Kurapika estaba aún al borde del balcón, con una pierna dentro y la otra afuera quitándose el sudor de la frente. Había subido más de 15 pisos de ventana en ventana hasta llegar a mi balcón abrigado hasta el cuello y la voz rasposa.
-¿qué haces aquí?-fue mi pregunta mientras iba a ayudarlo para evitar una caída y una muerte segura
-no me dejaban entrar si no contestabas el teléfono y lo permitías-me explicó quitándose el abrigo y la bufanda-pero sabía que ibas a estar aquí
-sí, quiero descansar-le dije sin saber cómo reaccionar-¿por qué viniste?
Estaba aún más confundido.
-están todos de vacaciones
-¿no tenías nada mejor que hacer que saltar por el balcón arriesgando tu vida para verme la cara de estúpido?
-no sabía que estabas tan molesto
Hizo de nuevo esa mueca que odiaba, ese impulso nervioso con los labios que me mostraba su arrepentimiento y al mismo tiempo la lucha de poder que había en su mente y su alma.
Me mentía todo el tiempo.
-¿qué quieres?-pregunté con seriedad vistiéndome una camisa sobre la sudadera
-creo que-hizo una pausa tomándose las manos. Traía un anillo en el dedo anular que en la mañana no tenía y que jamás había visto. Me confundí diez veces más.
-¿vas a casarte?-le pregunté sin siquiera pensarlo
-¿qué?-sonrió nervioso soltando una risita chillona-no, no ¿por qué…?

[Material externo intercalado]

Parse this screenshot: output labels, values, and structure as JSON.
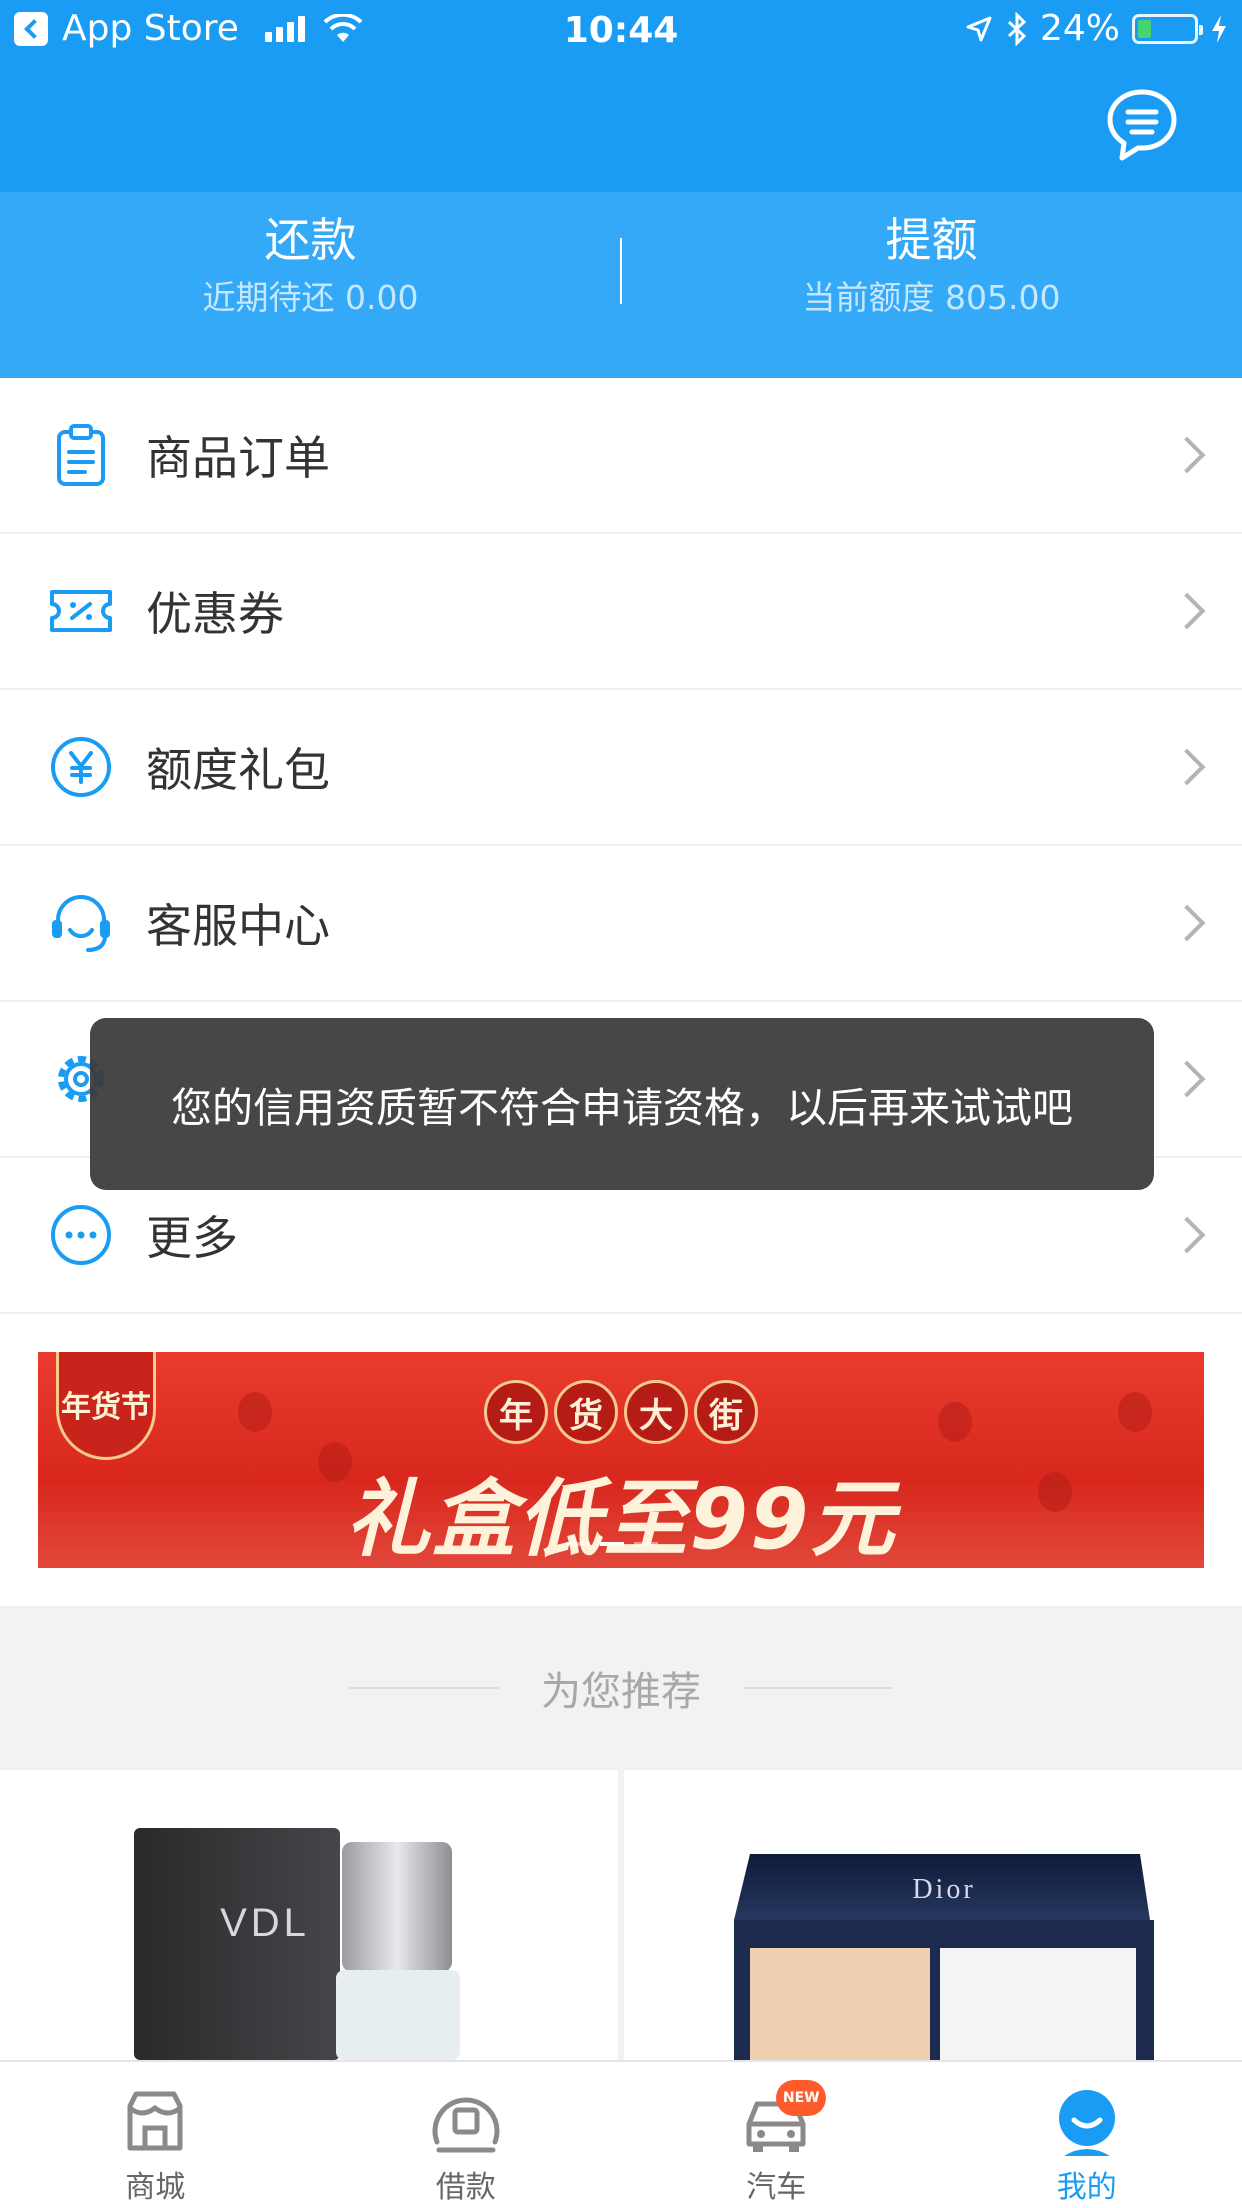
{
  "status_bar": {
    "back_app": "App Store",
    "time": "10:44",
    "battery_percent": "24%",
    "battery_level": 0.24
  },
  "quick_actions": [
    {
      "title": "还款",
      "subtitle": "近期待还 0.00"
    },
    {
      "title": "提额",
      "subtitle": "当前额度 805.00"
    }
  ],
  "menu": {
    "items": [
      {
        "label": "商品订单",
        "icon": "clipboard-icon"
      },
      {
        "label": "优惠券",
        "icon": "coupon-icon"
      },
      {
        "label": "额度礼包",
        "icon": "yuan-icon"
      },
      {
        "label": "客服中心",
        "icon": "headset-icon"
      },
      {
        "label": "",
        "icon": "gear-icon"
      },
      {
        "label": "更多",
        "icon": "more-icon"
      }
    ]
  },
  "toast": {
    "message": "您的信用资质暂不符合申请资格，以后再来试试吧"
  },
  "banner": {
    "ribbon": "年货节",
    "circles": [
      "年",
      "货",
      "大",
      "街"
    ],
    "headline": "礼盒低至99元",
    "page_count": 3,
    "active_page": 1
  },
  "recommend": {
    "title": "为您推荐",
    "products": [
      {
        "brand_text": "VDL"
      },
      {
        "brand_text": "Dior"
      }
    ]
  },
  "tabbar": {
    "tabs": [
      {
        "label": "商城",
        "icon": "store-icon"
      },
      {
        "label": "借款",
        "icon": "loan-icon"
      },
      {
        "label": "汽车",
        "icon": "car-icon",
        "badge": "NEW"
      },
      {
        "label": "我的",
        "icon": "profile-icon",
        "active": true
      }
    ]
  },
  "colors": {
    "primary": "#1a9cf4",
    "toast_bg": "#3c3c3c",
    "banner_red": "#e93b2e"
  }
}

-traes un anillo de compromiso en la mano izquierda
-no seas ridículo ¿quién me pediría matrimonio?-volvió a reír con nerviosismo
-tal vez Neón, y te convendría casarte con ella
-¿Neón? ¿Crees que me casaría con ella por interés?
-sí
Me miró horrorizado, ofendido y triste, incluso yo me sorprendía de la frialdad con que le hablaba.
-no, Leorio, no me casaría con ella por interés; y este anillo es...lo encontré lindo, fui de compras y creí que se me vería bien. Es todo-me explicó ruborizado hasta las orejas al borde de querer llorar
-por eso el abrigo nuevo
-estaba aburrido
-yo también, he dormido desde que llegué
Caminó en círculos sobre su eje un par de veces y me miró enojado con las manos en la cintura. No estaba enfadado conmigo, el problema estaba en su interior y buscaba en mí la forma de sacarlo fuera.
-vine a agradecerte-soltó al fin buscando en los bolsillos de su abrigo
-no hice nada que no pudieras hacer por ti mismo-se me hizo un nudo en la garganta. Lo estaba hiriendo, sabía que estaba tocando su hebra más frágil y parte de mí lo disfrutaba mientras la otra quería largarse a llorar.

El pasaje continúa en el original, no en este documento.